Als Journalist entdeckte Roloff das Thema dieses Buches; ihm fiel auf, wie oft Kirchenleute in sein Ressort Wissenschaft und Forschung involviert waren. Als Kommunikationshistoriker erfreute ihn, auch einige für diesen Bereich einschlägige Figuren seiner Galerie einfügen zu können.  Einführend dokumentiert er aber zunächst, welch merkwürdige Varianten des schöpferischen Tuns die Geschichte des Neuen hat; des weiteren, wie heftig Wissenschaft und Kirche einerseits miteinander im Konflikt lagen,  aber andererseits viele Klöster “Keimzellen des Fortschritts” (21) waren und auch die Gründungsgeschichte der Universitäten eng mit Einflüssen der (katholischen) Kirche zusammenhängt.

In den für diese Rezension interessanten Passagen begegnet man als erstes einem Pionier der Waschmaschine, dem Regensburger Jacob Christian Schäffer (1718-1790), der sich mit genialen Ideen  in die Kulturgeschichte des Papieres eingeschrieben hat – und damit auch in die bisher längsten Kapitel der Mediengeschichte. In jahrelangen Forschungen gelang  ihm der Nachweis, dass sich Papier auch aus Naturfasern herstellen lässt, um so der “allgemeine(n) Papiernoth” (177) abzuhelfen. Ganz direkt zur Pressehistorie hat Hermann Bräß (1738-1797) in der gleichen Epoche mit seiner Zeitung für Städte, Flecken und Dörfer beigetragen, den Roloff als den Erfinder des Leserbriefes porträtiert. Seine ergiebigste Quelle für dieses Kapitel ist die Eichstätter Journalistik-Dissertation von Andrea Mlitz (Dialogorientierter Journalismus, Konstanz 2008).
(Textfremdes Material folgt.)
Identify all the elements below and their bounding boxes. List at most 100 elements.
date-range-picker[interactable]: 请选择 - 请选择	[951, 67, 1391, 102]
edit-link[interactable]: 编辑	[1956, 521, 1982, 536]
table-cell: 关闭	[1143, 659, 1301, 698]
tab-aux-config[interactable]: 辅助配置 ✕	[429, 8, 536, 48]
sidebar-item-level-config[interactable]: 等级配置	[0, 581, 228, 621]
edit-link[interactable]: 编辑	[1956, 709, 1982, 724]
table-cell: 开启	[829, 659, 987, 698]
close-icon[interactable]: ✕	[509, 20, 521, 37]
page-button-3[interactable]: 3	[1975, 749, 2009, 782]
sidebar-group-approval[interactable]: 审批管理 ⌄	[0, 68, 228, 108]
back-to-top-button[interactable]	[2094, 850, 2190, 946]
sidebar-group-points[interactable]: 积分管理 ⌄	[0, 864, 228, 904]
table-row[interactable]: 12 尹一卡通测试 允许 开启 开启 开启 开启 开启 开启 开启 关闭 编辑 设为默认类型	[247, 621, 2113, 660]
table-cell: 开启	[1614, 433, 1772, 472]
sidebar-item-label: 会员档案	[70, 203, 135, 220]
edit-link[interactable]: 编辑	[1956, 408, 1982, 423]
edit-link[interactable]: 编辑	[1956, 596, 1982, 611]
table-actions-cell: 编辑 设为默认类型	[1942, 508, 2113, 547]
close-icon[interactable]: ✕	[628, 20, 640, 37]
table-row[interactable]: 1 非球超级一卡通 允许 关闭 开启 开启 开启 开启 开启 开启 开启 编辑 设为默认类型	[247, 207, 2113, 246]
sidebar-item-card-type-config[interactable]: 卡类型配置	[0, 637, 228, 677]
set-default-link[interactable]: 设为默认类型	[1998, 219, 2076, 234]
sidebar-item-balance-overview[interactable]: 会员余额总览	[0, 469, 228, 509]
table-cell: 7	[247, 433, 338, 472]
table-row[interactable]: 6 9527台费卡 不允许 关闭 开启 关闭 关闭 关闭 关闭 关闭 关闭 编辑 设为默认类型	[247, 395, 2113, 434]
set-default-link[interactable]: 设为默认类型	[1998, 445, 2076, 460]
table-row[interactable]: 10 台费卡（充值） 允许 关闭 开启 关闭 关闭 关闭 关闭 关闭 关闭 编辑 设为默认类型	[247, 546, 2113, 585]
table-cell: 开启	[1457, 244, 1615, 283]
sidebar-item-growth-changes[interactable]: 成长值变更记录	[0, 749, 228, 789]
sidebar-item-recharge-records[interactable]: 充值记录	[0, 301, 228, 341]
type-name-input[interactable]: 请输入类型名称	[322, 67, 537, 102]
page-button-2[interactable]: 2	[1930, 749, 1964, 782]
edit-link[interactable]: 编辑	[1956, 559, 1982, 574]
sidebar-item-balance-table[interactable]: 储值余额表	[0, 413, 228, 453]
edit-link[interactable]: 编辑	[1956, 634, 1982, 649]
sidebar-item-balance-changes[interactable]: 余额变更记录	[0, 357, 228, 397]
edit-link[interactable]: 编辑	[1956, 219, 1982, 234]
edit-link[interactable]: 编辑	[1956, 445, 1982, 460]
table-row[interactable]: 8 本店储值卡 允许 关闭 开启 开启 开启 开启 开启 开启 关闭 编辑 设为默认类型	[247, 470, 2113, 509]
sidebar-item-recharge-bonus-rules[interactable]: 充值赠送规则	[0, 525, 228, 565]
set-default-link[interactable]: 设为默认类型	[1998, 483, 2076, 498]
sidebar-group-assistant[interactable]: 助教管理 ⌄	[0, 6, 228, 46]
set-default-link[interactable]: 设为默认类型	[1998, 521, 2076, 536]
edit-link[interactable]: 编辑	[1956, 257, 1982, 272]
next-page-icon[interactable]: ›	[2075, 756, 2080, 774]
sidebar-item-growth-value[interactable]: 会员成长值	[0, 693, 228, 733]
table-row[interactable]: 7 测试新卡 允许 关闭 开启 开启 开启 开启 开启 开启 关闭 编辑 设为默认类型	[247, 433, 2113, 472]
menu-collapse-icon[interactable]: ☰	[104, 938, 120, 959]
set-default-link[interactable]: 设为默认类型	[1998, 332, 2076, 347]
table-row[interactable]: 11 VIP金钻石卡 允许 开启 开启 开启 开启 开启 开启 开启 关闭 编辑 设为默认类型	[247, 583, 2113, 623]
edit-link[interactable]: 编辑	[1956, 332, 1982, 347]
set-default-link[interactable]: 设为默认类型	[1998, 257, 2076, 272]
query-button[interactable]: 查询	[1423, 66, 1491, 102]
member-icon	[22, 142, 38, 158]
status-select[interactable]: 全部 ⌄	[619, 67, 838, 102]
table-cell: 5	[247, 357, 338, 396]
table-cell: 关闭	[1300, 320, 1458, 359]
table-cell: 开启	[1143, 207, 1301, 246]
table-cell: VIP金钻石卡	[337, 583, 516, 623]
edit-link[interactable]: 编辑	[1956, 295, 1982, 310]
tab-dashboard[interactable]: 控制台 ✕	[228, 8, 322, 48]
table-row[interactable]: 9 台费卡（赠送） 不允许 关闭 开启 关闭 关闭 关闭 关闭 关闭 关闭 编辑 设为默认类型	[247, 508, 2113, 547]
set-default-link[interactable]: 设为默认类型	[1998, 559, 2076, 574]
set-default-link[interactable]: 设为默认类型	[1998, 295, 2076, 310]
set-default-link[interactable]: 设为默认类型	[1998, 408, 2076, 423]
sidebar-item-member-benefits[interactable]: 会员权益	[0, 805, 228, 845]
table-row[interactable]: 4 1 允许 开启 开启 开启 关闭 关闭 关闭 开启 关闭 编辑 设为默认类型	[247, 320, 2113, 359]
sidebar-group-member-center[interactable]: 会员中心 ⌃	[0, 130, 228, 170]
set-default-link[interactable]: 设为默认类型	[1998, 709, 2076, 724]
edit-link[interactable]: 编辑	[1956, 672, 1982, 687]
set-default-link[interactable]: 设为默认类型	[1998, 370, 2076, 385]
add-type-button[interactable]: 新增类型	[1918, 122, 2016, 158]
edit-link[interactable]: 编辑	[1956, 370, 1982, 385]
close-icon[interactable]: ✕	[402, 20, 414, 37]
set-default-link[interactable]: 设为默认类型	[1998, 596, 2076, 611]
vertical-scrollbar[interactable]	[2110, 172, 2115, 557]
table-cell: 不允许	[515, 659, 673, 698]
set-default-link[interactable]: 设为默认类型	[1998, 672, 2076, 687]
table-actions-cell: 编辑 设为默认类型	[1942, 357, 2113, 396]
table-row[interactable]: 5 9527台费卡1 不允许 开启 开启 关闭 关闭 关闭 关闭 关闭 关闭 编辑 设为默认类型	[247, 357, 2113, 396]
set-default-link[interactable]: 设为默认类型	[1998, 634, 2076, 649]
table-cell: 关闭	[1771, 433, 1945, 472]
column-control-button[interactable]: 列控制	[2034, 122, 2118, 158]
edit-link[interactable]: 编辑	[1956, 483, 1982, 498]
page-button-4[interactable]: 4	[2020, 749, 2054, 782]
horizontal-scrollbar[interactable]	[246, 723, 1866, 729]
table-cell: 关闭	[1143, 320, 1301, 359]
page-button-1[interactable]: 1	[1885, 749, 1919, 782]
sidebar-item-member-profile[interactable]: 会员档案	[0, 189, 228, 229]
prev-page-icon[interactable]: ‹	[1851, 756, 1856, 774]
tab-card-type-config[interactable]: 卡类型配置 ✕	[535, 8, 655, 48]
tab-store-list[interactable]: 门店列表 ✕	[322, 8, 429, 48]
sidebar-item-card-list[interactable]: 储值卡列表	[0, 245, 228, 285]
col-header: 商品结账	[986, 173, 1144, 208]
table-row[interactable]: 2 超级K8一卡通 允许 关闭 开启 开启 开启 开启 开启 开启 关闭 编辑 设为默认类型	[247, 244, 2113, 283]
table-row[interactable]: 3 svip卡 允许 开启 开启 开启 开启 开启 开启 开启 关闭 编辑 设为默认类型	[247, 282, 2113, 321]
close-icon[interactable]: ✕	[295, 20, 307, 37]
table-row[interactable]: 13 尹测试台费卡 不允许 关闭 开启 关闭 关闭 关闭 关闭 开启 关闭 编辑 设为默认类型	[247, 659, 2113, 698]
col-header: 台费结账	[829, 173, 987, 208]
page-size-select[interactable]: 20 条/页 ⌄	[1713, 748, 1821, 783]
Näher in die Gegenwart führt die revolutionäre Erfindung der optischen Telegrafie durch den französischen Abbé Claude Chappe (1763-1805), der damit eine frühe Phase der modernen Kommunikationsgeschichte begründet. Berichte über die von ihm konstruierten mechanischen Signalanlagen – die Fackelpost der Antike aufgreifend – finden sich gelegentlich in journalistischen Kuriositätenkabinetten; die ausführliche Darstellung macht  deutlich, welch eine geniale, folgenreiche Idee hier realisiert wurde. Bis zur Erfindung der Morsezeichen verging noch ein halbes Jahrhundert. Frühe, praktische Träumer einer schnellen Überwindung von Raum und Zeit  waren das – es bleibt angesichts der unendlichen Mühen dieser Anfänge schwindelerregend, heute minütlich zu erfahren, was daraus inzwischen geworden ist. Eine Station auf dem Wege dieser Entwicklungen der Telekommunikation verdankt die Welt dem brasilianischen Geistlichen Roberto Landell de Moura (1861-1928), der um 1900 – zeitgleich mit Guglielmo Marconi (1874-1937) – damit beginnt, drahtlose telegrafische und telefonische  Experimente durchzuführen; einige Jahre verbrachte er dafür in den USA und betrieb ein Labor in Manhattan. Erschütternd zu lesen, wie schwer diesem Pionier (wie auch anderen) die erfinderische Arbeit gemacht wurde, ohne die wir uns ein Leben heute nicht mehr vorstellen können. Oft fielen ihre Namen und Taten dem Vergessen anheim, zumindest außerhalb der technischen Fachwelt. Es ist nicht das geringste Verdient des wissenschaftsgeschichtlich interessierten Journalisten Roloff, solche Namen und Sachverhalte mit seinen gründlichen Recherchen über die Zirkel oft sektiererischer Funkamateure heraus wieder ins Gedächtnis der Gebildeten zu holen.

Besonders hoch ist der für dieses Buch ohnehin charakteristische  Überraschungsgehalt im letzten Porträt: dieses gilt dem Kinofan August Musger (1868-1929), einem Kaplan  aus Graz, dem Erfinder der Zeitlupe: Mit seinen Patenten  schreibt er ganze Kapitel der Filmgeschichte, denn damit kann man die Bilder, die eben erst das Laufen gelernt haben, nun bremsen. Dass dieser erfolgreiche Erfinder schon 1904 einen Text des Titels “Der elektrische Fernseher” niederschrieb, kann nur visionär genannt werden.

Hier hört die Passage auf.